P&G Working To Test A Workaround To Apple’s Data Privacy Rules With China Trade Groups
P&G Tests Workaround To Apple’s Data Privacy Rules With China Trade Groups
Apple enforcement of a tracking privacy rule — where users of its products see a message asking whether the app can track their activity across other companies’ applications and websites — is not entirely understood.
Once an app asks for this permission, it will serve up in the tracking menu, where users can toggle app tracking on and off, and a custom explanation from the developer will follow.
These rules are not limited to the Identifier for Advertisers (IDFA), as previously believed. When a user opts out, Apple expects developers to stop using any other identifiers to track users for ad-targeting purposes, and not to share that information with data brokers, according to one report.

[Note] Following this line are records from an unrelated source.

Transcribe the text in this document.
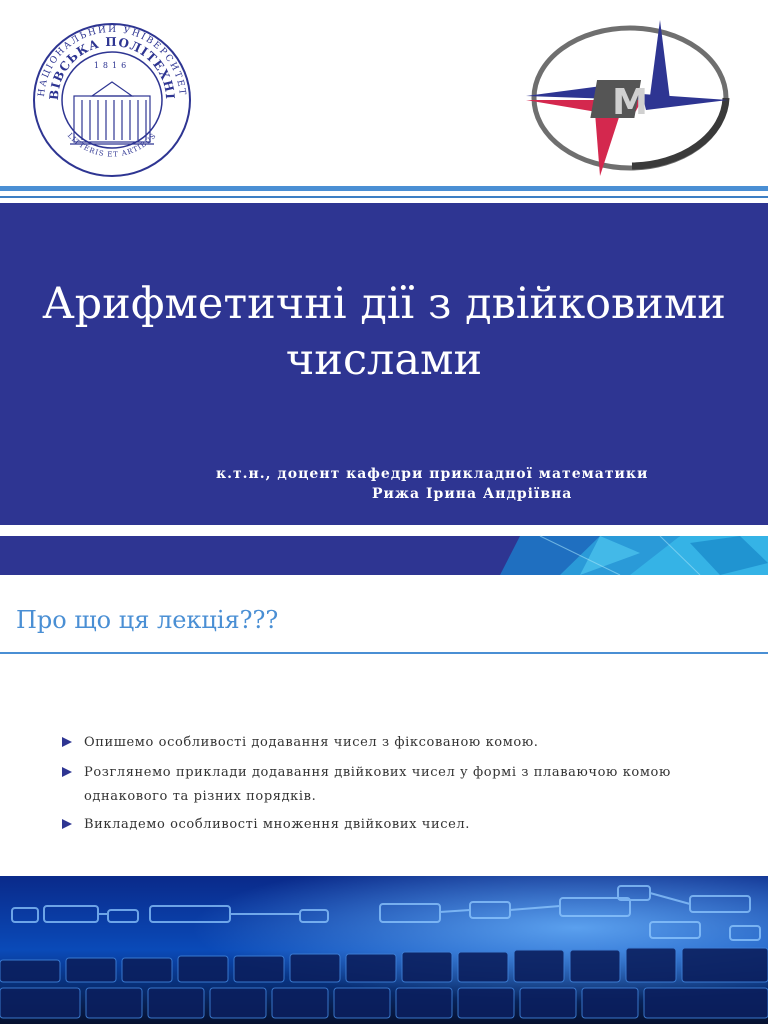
НАЦІОНАЛЬНИЙ УНІВЕРСИТЕТ
ВІВСЬКА ПОЛІТЕХНІ
1816
LITTERIS ET ARTIBUS
М
Арифметичні дії з двійковими числами
к.т.н., доцент кафедри прикладної математики
Рижа Ірина Андріївна
Про що ця лекція???
Опишемо особливості додавання чисел з фіксованою комою.
Розглянемо приклади додавання двійкових чисел у формі з плаваючою комою однакового та різних порядків.
Викладемо особливості множення двійкових чисел.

The uncertainty has left brands scrambling to understand and meet Apple’s deadline for the change.
To prepare for a limited amount of data that would be available to marketers, Procter & Gamble continues to work on a technique being tested in China to gather iPhone data to target ads. The work is intended to give companies a workaround for Apple’s privacy tools, according to a report, which cites people familiar with the matter.
Using an algorithm, a technology called device fingerprinting can track users for the purpose of targeting ads in a way that Apple wants to prevent. The technique is called CAID.
P&G and dozens of Chinese trade groups and tech firms working with the state-backed China Advertising Association are testing to develop this technique.
P&G told The Wall Street Journal that it is providing input to the trade group to find ways to “deliver useful content consumers want in a way that prioritizes data privacy, transparency and consent. That means partnering with platforms and publishers — both directly and through our advertising associations across the globe.”
ByteDance, TikTok’s parent company, has also been involved with testing. Business units of accounting firms Deloitte LLP and PricewaterhouseCoopers as well as ratings company Nielsen Holdings have also been involved.
CAID is conducted through apps that collect user device data, such as the device start-up time, model, time zone, country, language and IP address. These attributes are not considered “personal information” based on China’s personal information security standards.
Through this method, the technology can generate a device ID with help from an algorithm and can achieve a similar tracking method. And, it can be used without having to obtain user consent.
The WSJ also reports that Apple has issued warning letters to app developers who use tools such as CAID, asking for their removal within 14 days.